Create user document with following keys

  • user Metadata & attributes (age, interests, languages,salary etc around 8-10 searchable attributes)
  • Live location (changing every few minutes)
"liveLocation" : {
"type" : "Point",
"coordinates" : [-72.333077, 30.856567]
}
  • location data - multiple addresses - home address, work address etc along with geo points. (not updated frequently)
"addresses" :
 [
    {
        "type" : "home",
        "address" : "first floor, xyz, near landmark",
        "city" : "Newyork",
        "country" : "Country", 
        "zipcode" : "US1029", 
        "location" : {
            "type" : "Point",
            "coordinates" : [-73.856077, 40.848447]
    },
    {
     ... more atype of addresses
    }
 ] 

We want to perform geo search queries over all the geo type fields. My worry - live location for users will be updated quite frequently.

Q1. Will this be a viable option considering frequent updates ?

Option2

  • Treat every location update as a time series data and insert a new document. This will avoid updating the documents. instead will insert new documents for each user every few minutes.

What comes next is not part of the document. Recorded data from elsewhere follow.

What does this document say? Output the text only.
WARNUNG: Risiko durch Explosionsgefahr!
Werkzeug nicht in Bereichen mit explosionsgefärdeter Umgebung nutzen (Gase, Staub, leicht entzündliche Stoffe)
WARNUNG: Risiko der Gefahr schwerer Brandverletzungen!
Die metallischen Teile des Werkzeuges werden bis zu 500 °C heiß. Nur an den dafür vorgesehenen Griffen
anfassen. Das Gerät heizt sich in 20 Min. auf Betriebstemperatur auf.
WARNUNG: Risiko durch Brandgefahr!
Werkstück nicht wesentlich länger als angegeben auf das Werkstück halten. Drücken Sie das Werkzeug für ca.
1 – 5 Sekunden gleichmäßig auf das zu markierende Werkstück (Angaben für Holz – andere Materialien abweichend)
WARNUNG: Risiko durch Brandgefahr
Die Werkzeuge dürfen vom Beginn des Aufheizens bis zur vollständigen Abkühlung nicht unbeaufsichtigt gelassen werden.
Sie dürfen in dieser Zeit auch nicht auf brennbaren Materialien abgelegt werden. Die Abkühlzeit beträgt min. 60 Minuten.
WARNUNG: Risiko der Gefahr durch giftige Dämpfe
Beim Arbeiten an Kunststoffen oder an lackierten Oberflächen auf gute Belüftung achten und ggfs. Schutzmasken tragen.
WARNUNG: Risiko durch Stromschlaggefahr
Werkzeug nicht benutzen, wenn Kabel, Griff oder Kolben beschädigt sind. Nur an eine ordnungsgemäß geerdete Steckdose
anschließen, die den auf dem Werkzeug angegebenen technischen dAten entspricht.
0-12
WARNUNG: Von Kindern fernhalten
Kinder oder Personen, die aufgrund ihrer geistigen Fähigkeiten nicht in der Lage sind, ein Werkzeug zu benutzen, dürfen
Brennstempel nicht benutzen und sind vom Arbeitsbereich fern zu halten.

Q2. while searching all the users(home/office/live location) in a particular geo polygon, I have to consider only the most recently updated documents for each user. How to do that in elastic ?

Q3. We have to search users with specific attributes(age,interests,language) & in particular geo polygon. If option2 is preferable should user attribute-metadata & location updates be treated as parent-child relationship ?

Q4. Conclusion - What should be the right approach .

Frequent Update is more costly than insert because it needs retrieving the raw document. I think the best approach is making a benchmark based your data and observe the performance metrics when updating frequently.

1 Like

Updating the geo data every 5 minutes should be fine as it is not very frequent.

If you need access to all historic location information as well as fast access to the latest position, an approach I have seen used is to simply combine option 1 and 2. You have a time-based index where you insert each update as a separate document. This index can be used for queries where you analyze movement or positions over time. At the same time you have another index where you have a document per object you are tracking, which you update with every change. This does not contain the history but can efficiently be used to analyze the last know position.

1 Like

Thanks Christian fr your response.
I was just wondering if I start updating location of 10% of my user base every 5 minutes, my elastic server will be busy updating the index and it will impact the search query performance.

Lets say User Base for one state/province ~ 10 Million ,
10% users sending location every 5 minutes - 1 Million location updates every 5 minutes.

Let me know your thoughts.

Indexing new documents is not free either and it results in heavier query load. I suspect you need to test what makes most sense for your use case as the ratio of queries to updates together with latency requirements will drive this. In the end you will need to size the cluster according to the load volume and mix.

1 Like